L’atteggiamento fermo e risoluto dimostrato fino ad ora verso la Russia ha pagato, dato che le sanzioni stanno colpendo pesantemente l’economia di Mosca. Ora però bisogna insistere in direzione di una mediazione, che non può non essere affidata agli europei non fosse altro per la prossimità geografica e per gli interessi strategici in gioco che dovranno essere attentamente bilanciati con quelli della Russia, magari affidandoci a ex primi ministri dei paesi maggiormente coinvolti ed inviando osservatori sul campo con copertura internazionale.

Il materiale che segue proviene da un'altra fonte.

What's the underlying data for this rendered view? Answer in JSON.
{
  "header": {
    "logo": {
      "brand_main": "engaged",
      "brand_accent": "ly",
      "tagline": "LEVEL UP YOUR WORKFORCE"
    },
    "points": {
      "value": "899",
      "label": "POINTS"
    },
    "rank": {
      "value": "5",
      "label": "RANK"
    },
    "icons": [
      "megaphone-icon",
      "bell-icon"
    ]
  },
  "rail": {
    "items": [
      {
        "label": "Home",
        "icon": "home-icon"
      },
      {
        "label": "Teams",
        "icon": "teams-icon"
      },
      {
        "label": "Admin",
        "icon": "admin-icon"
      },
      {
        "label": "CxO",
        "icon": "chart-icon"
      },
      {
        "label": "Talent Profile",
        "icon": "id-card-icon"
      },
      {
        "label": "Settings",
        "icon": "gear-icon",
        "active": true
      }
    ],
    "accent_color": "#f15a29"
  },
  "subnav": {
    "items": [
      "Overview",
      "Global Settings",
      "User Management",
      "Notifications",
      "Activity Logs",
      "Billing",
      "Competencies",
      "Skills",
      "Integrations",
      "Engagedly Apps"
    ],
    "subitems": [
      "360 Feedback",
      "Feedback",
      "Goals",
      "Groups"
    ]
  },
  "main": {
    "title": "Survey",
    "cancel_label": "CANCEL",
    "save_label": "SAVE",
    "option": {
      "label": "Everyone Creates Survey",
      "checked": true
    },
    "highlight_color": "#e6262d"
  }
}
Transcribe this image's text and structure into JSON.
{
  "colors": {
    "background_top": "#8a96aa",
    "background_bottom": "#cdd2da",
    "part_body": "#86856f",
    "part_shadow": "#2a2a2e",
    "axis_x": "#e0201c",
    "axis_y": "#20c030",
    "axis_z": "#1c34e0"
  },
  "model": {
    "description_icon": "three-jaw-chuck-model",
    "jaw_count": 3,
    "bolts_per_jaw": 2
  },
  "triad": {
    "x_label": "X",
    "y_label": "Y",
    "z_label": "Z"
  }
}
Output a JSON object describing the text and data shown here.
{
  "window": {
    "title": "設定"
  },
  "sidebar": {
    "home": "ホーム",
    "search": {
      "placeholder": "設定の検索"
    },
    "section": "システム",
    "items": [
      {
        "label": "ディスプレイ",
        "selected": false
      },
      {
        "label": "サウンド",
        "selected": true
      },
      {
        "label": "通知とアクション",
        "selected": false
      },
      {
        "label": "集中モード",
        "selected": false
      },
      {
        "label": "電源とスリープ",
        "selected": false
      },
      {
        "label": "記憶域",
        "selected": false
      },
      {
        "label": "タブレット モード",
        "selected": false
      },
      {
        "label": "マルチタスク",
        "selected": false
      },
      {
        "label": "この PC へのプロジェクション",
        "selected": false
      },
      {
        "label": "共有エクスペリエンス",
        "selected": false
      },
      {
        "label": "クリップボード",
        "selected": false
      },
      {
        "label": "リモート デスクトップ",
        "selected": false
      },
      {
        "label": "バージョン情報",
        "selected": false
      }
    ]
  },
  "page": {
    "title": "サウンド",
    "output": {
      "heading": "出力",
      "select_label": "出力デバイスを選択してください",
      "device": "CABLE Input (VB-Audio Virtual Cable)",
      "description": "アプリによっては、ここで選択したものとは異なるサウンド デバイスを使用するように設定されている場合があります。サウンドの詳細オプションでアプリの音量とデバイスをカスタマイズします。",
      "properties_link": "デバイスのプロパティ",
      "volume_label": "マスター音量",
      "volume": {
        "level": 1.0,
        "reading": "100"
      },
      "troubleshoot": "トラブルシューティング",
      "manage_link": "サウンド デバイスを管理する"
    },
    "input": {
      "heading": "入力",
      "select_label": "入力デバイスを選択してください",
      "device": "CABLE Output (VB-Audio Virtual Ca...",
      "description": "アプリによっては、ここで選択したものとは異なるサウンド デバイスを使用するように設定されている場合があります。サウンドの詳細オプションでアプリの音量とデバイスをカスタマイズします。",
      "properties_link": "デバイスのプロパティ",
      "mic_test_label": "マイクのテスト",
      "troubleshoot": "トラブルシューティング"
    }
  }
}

Nel contempo, il progetto di istituire una Difesa comune europea dovrebbe progredire rapidamente. In questo senso, vanno accolti positivamente i risultati del Consiglio europeo informale di Versailles volti ad accelerare questo percorso cercando di rendere operativo un embrione di “esercito” comune Ue già a partire dal 2023. E, nell’ambito di questo progetto, anche l’Italia dovrebbe fare la sua parte cercando di orientare in maniera più chiara e stabile i nostri obiettivi di politica estera. In tal proposito, l’istituzione di un Consiglio per la Sicurezza Nazionale modellato sull’esperienza statunitense potrebbe essere la carta vincente. Tale organismo, che risponderebbe direttamente al Presidente del Consiglio, raggrupperebbe tutte le competenze in termini di sicurezza e difesa provenienti dai vari ministeri, contribuendo ad un’azione più coerente, rapida e flessibile. In questo modo, la Farnesina non perderebbe il proprio ruolo di indirizzo e gestione della politica estera, ma lo eserciterebbe in un quadro di maggiore coordinamento con gli altri ministeri così da contribuire più efficacemente al perseguimento del nostro interesse nazionale e condividendo gli strumenti della diplomazia con quelli della difesa , dell’intelligence, della economia, della salute.
Siamo di fronte ad un momento storico cruciale, ed è in questi momenti che si prendono decisioni radicali. Europa e Italia devono cogliere l’opportunità per un cambio di passo anche sulle questioni della sicurezza e della difesa: anche da qui passa il percorso per contare finalmente di più sullo scenario internazionale.